Industrial Relays have been used in Automation for decades. These fundamental building blocks of electrical circuits allowed the first automated systems to function without the need of modern PLCs and computers. Although you won’t find any relay based logic circuitry today, they still play an important role in modern control systems.
A mechanical relay has a major advantage over a solid-state contact: it’s able to conduct large currents & supply loads which would require a much larger and expensive semiconductor. They do have some drawbacks; one of which is the fact that they break down much faster due to repetitive motion. Although a relay isn’t recommended for many cases, it should still be used for loads which require a high amperage: motors, heaters, actuators, etc.
In this article, we will explore a simple “ice-cube” or industrial relay, go over the basic functionality and explore the wiring process.
A mechanical relay will contain two main components: a coil & one or multiple sets of contacts. As the coil is energized, the normally open set of contacts are closed and the normally closed are opened. It’s important to know the terminology as well as the difference between the two. Furthermore, it’s important to quickly determine the configuration of a specific relay and circuit based on the diagram on the front of a specific relay.
Here’s an example:
The relay above features a 24VDC coil between A and B contacts. Note that a DC relay will have a polarity assigned to the terminals while an AC relay will not. In this case, the positive terminal is terminal A and the negative one is terminal B.
The contacts are labeled from 1 to 9. By following the diagram, we can identify the contacts as follows:
A normally open contact will not conduct any electricity while the coil is de-energized. In other words, you may measure an infinite resistance across any of the terminals listed within the “Normally Open” list above while the relay coil is not powered. Once there’s a current drawn by the coil and the relay is energized, the contacts will conduct current.

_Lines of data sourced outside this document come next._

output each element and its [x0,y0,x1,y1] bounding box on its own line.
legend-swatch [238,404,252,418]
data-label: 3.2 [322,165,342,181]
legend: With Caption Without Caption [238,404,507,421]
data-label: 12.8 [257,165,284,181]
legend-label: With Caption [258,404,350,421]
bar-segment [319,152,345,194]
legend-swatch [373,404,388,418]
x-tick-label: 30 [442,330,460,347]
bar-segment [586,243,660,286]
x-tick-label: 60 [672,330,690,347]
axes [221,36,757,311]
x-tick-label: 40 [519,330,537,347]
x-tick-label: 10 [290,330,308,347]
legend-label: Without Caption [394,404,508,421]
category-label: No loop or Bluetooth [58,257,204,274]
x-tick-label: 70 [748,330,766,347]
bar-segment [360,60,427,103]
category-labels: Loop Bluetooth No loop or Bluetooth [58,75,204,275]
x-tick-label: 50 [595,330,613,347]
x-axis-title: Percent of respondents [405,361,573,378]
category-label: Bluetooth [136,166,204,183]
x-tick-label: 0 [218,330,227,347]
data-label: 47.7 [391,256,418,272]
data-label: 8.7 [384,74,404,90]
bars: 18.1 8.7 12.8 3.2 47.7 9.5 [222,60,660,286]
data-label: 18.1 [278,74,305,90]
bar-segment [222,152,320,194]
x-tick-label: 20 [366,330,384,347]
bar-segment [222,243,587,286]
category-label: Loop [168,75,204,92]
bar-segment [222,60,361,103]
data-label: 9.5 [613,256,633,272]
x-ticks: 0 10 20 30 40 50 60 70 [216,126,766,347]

The opposite is true about normally closed contacts. They will conduct current in the de-energized state and stop conducting when power is applied.
An output from a PLC or an auxiliary device such as Point IO or Flex IO may be used to power the coil of a relay. By programming the coil to turn ON and OFF, the contacts of the relay will transition from de-energized to energized and back. This action will allow the current to circulate. By creating this loop, we may build a circuit which will power a load based on the state of the relay.
Using the example above, we will land the positive terminal on a PLC based output. The negative terminal is landed on the ground of the 24VDC power supply.
Now that we can control the relay, we may use the other terminals to build auxiliary circuits. A relay contact is an electrical switch the behavior of which can be compared to that of a light switch. As the switch is pressed, the circuit is either turned ON or OFF. By combining multiple relays in series or parallel, one can create complicated logic which would require
There’s a time and place to use any piece of technology. A mechanical relay has many downsides which make it the non-ideal choice in most cases. However, it’s a required component of many circuits I can think of.
Avoid using relays in circuits which can be driven through a solid state output. In other words, use a standard output tied directly to a load instead of a relay if you can. The issue with using a mechanical relay is that it will breakdown after a certain number of uses. A solid-state component will last much longer.
Do use a relay on loads which exceed the current requirements of a standard input/output. This includes heaters, valves, motors, etc. In certain circumstances, these components will include an on-board relay and thus will not require a separate component. An example of this would be an SMC valve which has an internal relay and can be driven by a standard output. No relay is required in this case.
Lastly, relays are particularly helpful in separating logical areas of circuits. An example of this would be a “Ready” signal of a specific machine. As a machine builder, you can provide the customer with a signal which tells them when the machine is “ready”, “running”, “starved”, etc. By using a relay, you allow the plant to use their schema, voltage, etc. You don’t need to be pre-occupied with what’s going to be installed in the field.
Relays play an important role in modern control systems despite being a foundational block a few decades ago. Although they aren’t used as excessively as they were in the past, relays are capable of running large loads and to separate logical areas of circuits.
In many plants, relays are used to run motors, heaters, valves and more. It is thus important to understand the functionality of a relay in order to be able to troubleshoot and install such circuits.